Nov 23, 2014

Review: The Necessary Death of Charlie Countryman (2013)

Shia LaBeouf gets a pretty bad wrap and for some of the things he's done in his personal life and understandably so. We can't know all the circumstances to what led to some of his controversies and trouble with the law, but Shia strikes me as a bit of a weird guy who just loses his cool way too easily. None of this really matters to me when it came to reviewing The Necessary Death of Charlie Countryman because I always separate the artist and their personal lives when I evaluate their work.

One thing I'll always give Shia LaBeouf credit for is trying and putting in the effort. He takes acting really seriously (maybe a bit too seriously) and that's something I really respect. Although he does seem to end up doing the same sort of performance over and over again, I usually enjoy his hectic energy.

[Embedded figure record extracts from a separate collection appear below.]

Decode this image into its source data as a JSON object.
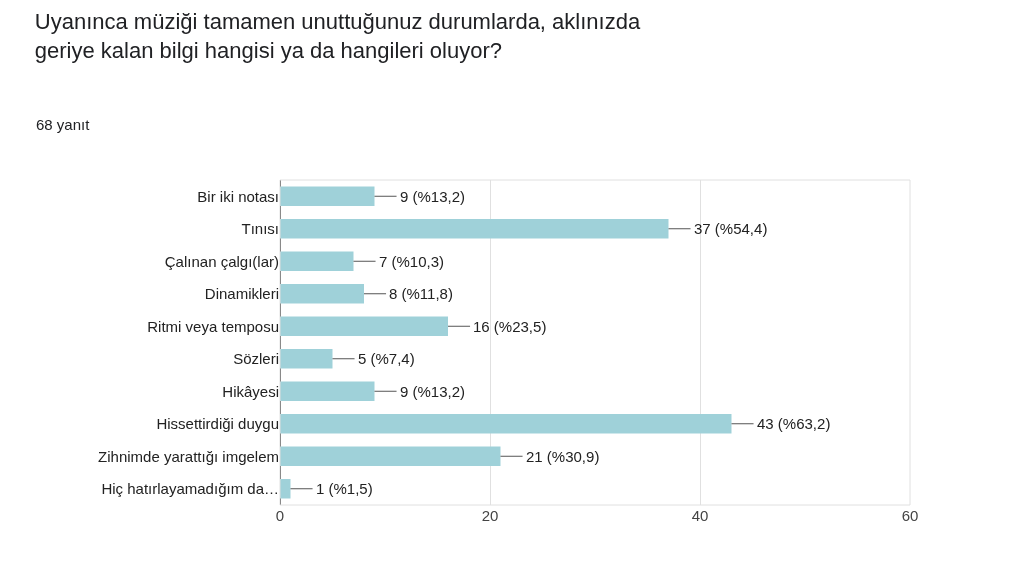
{
  "chart_data": {
    "type": "bar",
    "orientation": "horizontal",
    "title": "Uyanınca müziği tamamen unuttuğunuz durumlarda, aklınızda\ngeriye kalan bilgi hangisi ya da hangileri oluyor?",
    "subtitle": "68 yanıt",
    "categories": [
      "Bir iki notası",
      "Tınısı",
      "Çalınan çalgı(lar)",
      "Dinamikleri",
      "Ritmi veya temposu",
      "Sözleri",
      "Hikâyesi",
      "Hissettirdiği duygu",
      "Zihnimde yarattığı imgelem",
      "Hiç hatırlayamadığım da…"
    ],
    "values": [
      9,
      37,
      7,
      8,
      16,
      5,
      9,
      43,
      21,
      1
    ],
    "value_labels": [
      "9 (%13,2)",
      "37 (%54,4)",
      "7 (%10,3)",
      "8 (%11,8)",
      "16 (%23,5)",
      "5 (%7,4)",
      "9 (%13,2)",
      "43 (%63,2)",
      "21 (%30,9)",
      "1 (%1,5)"
    ],
    "color": "#9fd1d9",
    "xlim": [
      0,
      60
    ],
    "xticks": [
      0,
      20,
      40,
      60
    ],
    "grid": "x"
  }
}
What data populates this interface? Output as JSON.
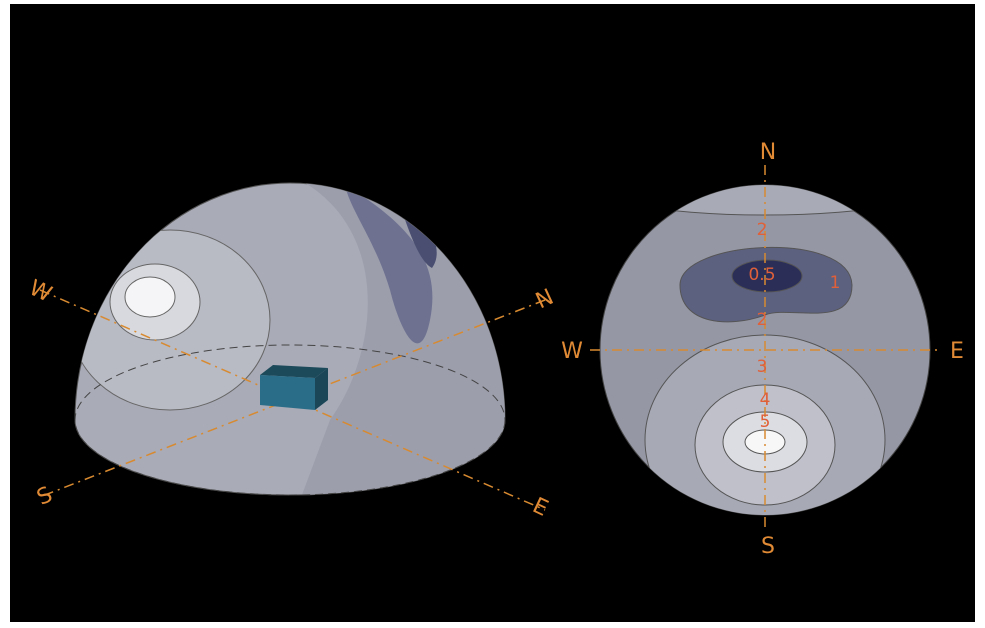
{
  "left_dome": {
    "directions": [
      "W",
      "N",
      "S",
      "E"
    ]
  },
  "right_disk": {
    "directions": [
      "N",
      "W",
      "E",
      "S"
    ],
    "contour_labels": [
      "2",
      "0.5",
      "1",
      "2",
      "3",
      "4",
      "5"
    ]
  }
}
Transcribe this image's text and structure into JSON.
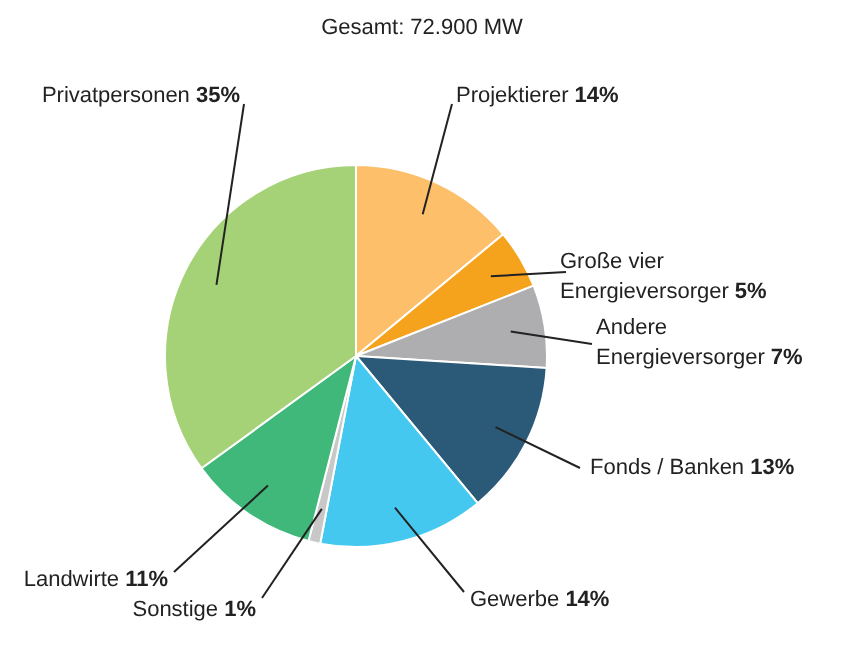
{
  "chart_data": {
    "type": "pie",
    "title": "Gesamt: 72.900 MW",
    "categories": [
      "Projektierer",
      "Große vier Energieversorger",
      "Andere Energieversorger",
      "Fonds / Banken",
      "Gewerbe",
      "Sonstige",
      "Landwirte",
      "Privatpersonen"
    ],
    "values": [
      14,
      5,
      7,
      13,
      14,
      1,
      11,
      35
    ],
    "value_labels": [
      "14%",
      "5%",
      "7%",
      "13%",
      "14%",
      "1%",
      "11%",
      "35%"
    ],
    "colors": [
      "#fdbf6a",
      "#f5a21d",
      "#aeaeb0",
      "#2b5a78",
      "#45c8f0",
      "#c8c8c8",
      "#3fb87a",
      "#a5d277"
    ],
    "legend": false
  }
}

Genre: comedy, drama, romance
Directed by: Fredrik Bond
Produced by: Albert Berger, Craig J. Flores, William Horberg, etc.
Written by: Matt Drake
Music by: Christophe Beck, DeadMono
Running time: 103 minutes
Production company: MediaPro Pictures, Media Pro, Bona Fide Productions, etc.
Distributed by: Millennium Entertainment, Aventi, Cathay-Keris Films, etc.
Country: United States, Romania
Language: English, Romanian
Budget: N/A
Box office: $11,650 (Worldwide)

IMDb entry
Rotten Tomatoes entry

Starring: Shia LaBeouf, Evan Rachel Wood, Mads Mikkelsen, Til Schweiger, Melissa Leo, Vincent D'Onofrio, Vanessa Kirby, Rupert Grint, James Buckley, Montserrat Lombard, Ion Caramitru, Aubrey Plaza, Lachlan Nieboer, Adrian Pavlovschi, Cosmin Padureanu, Cristian Nicolae


Charlie Countryman (Shia LaBeouf) goes with his father (Vincent D'Onofrio) to see his mom (Melissa Leo) in the hospital one last time. Once she passes away, he sees her in a vision telling him to go to Bucharest. He bids farewell to his ex-girlfriend (Aubrey Plaza) and boards a plane. On the flight Charlie meets and chats with his seatmate Victor Ibanescu (Ion Caramitru) for a while. Some time later, he finds Victor dead but also gets a visit from him in spirit form. Victor asks him to bring a gift he bought for his daughter Gabi (Evan Rachel Wood) which begins a wild adventure in Bucharest.


First timer Fredrik Bond gives The Necessary Death of Charlie Countryman a Euro/techno-style that is of evenly matched by its score. I usually fall into the category of people with a big appreciation for stylish films, even when the substance is lacking. However TNDoCC doesn't do enough as I'd have expected or wanted in terms of cinematography or substance either.

That doesn't mean it doesn't try though. Scriptwriter Matt Drake who was part of the team that gave us the party movie Project X has pieced together adventure, drama, romance, action/thriller and even some fantasy elements. That's a lot of genres and unfortunately it all just seems like a big mishmash without really working together very well. There are way too many scenes that drag on and feel overdramatic. It's a movie that overindulges in its score and piles on what seems to be a million reaction shots in slow motion.

There are however a couple of tense scenes that work pretty well though. Most of that comes courtesy of Mads Mikkelsen and Til Schweiger who play the typical Euro thugs we're all pretty familiar with. They're still pretty fun to watch as they work their magic despite some uneven dialogue. There's also a pretty good foot chase sequence that begins in a hostel and ends in a subway on an undeniably cool note.

As far as Shia LaBeouf is concerned, you can really see that he's giving it his all here. I like his energy and his commitment that drove him to use real LSD for his tripping out scene. He isn't able to steer this film onto the right path though. He spends a lot of time getting the crap beat out of him and he isn't able to really make his character's wide-eyed romance with Gabi all that convincing.

The Necessary Death of Charlie Countryman is a pretty good first effort for Fredrik Bond, but there's too much packed into the 103 minute run time. Some simplification would've made this a much tighter film. I do hope that the low box office take of TNDoCC won't stop Fredrik Bond from getting more work though. If you're looking to see Shia LaBeouf in a smaller movie that isn't part of of the usual Hollywood machine, this film's a good choice.